This 692 page treatise on the subject of climate change was commissioned by the New Labour Party in the UK and written by Nicholas Stern [since elevated to the Peerage]of the Cabinet Office-H M Treasury and is popularly known as 'The Stern Review'. This tome is well prepared and copiously illustrated with colourful charts and diagrams; it is dated 2006 and was first published in paperback form in 2007.
This book was a great influence upon the politicians, particularly the 650 MPs that represent the British political constituencies; they voted the 2008 Climate Change Act onto the statute book in the belief that this text and the academic, peer reviewed, published papers on the subject were correct, many are referenced at the end of each chapter.
The interpretation of the science of climate change has been modified since 2006; much of the alarm and hype about the effects of the changes on Earth's environment through anthropogenic global warming and CO2 emissions have been mitigated by later study, scientific data and meteorological facts.
For example Stern says 'Some estimates suggest that 150-200 million people may become permanently displaced by the middle of the century due to rising sea levels, more frequent floods, and more intense droughts' This would require global temperature increases well beyond those projected in current computer models, in the +3 - +4 degree centigrade range. Whereas data collected since 1950 indicates that global temperature averages actually increased by no more than one half a degree centigrade, and this during a period of so-called warming.

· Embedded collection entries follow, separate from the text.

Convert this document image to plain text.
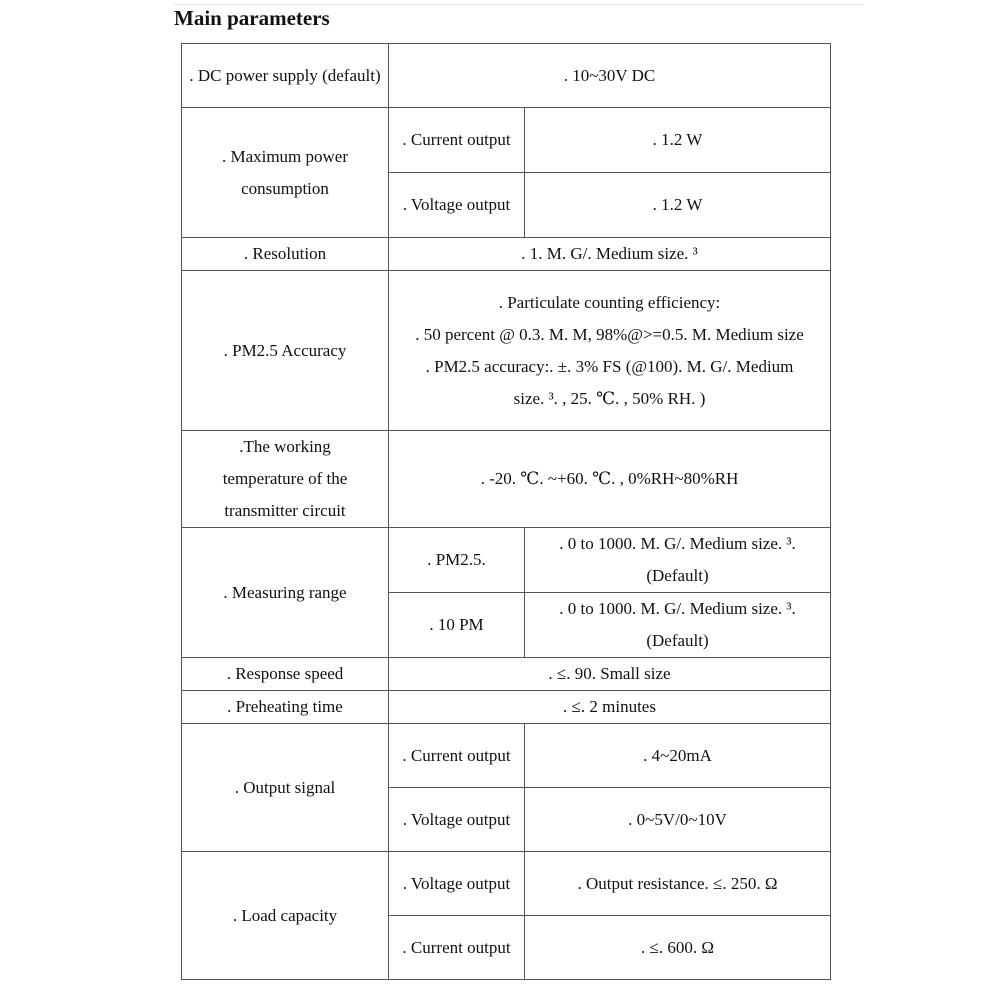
Main parameters
. DC power supply (default)	. 10~30V DC	
. Maximum power consumption	. Current output	. 1.2 W
	. Voltage output	. 1.2 W
. Resolution	. 1. M. G/. Medium size. ³	
. PM2.5 Accuracy	. Particulate counting efficiency:
. 50 percent @ 0.3. M. M, 98%@>=0.5. M. Medium size
. PM2.5 accuracy:. ±. 3% FS (@100). M. G/. Medium size. ³. , 25. ℃. , 50% RH. )	

.The working temperature of the transmitter circuit	. -20. ℃. ~+60. ℃. , 0%RH~80%RH	
. Measuring range	. PM2.5.	. 0 to 1000. M. G/. Medium size. ³. (Default)
	. 10 PM	. 0 to 1000. M. G/. Medium size. ³. (Default)
. Response speed	. ≤. 90. Small size	
. Preheating time	. ≤. 2 minutes	
. Output signal	. Current output	. 4~20mA
	. Voltage output	. 0~5V/0~10V
. Load capacity	. Voltage output	. Output resistance. ≤. 250. Ω
	. Current output	. ≤. 600. Ω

Students of climate change should regard The Stern Review as an example of how a government can influence an outcome by a text written and presented in an authoritative way. It is now out-of-date and ridiculed by many academics of the environment and climate change. Read and understand the subject fully and you will consider this book to be the politicised version of how climate change was set to become the major concern of the 21st century.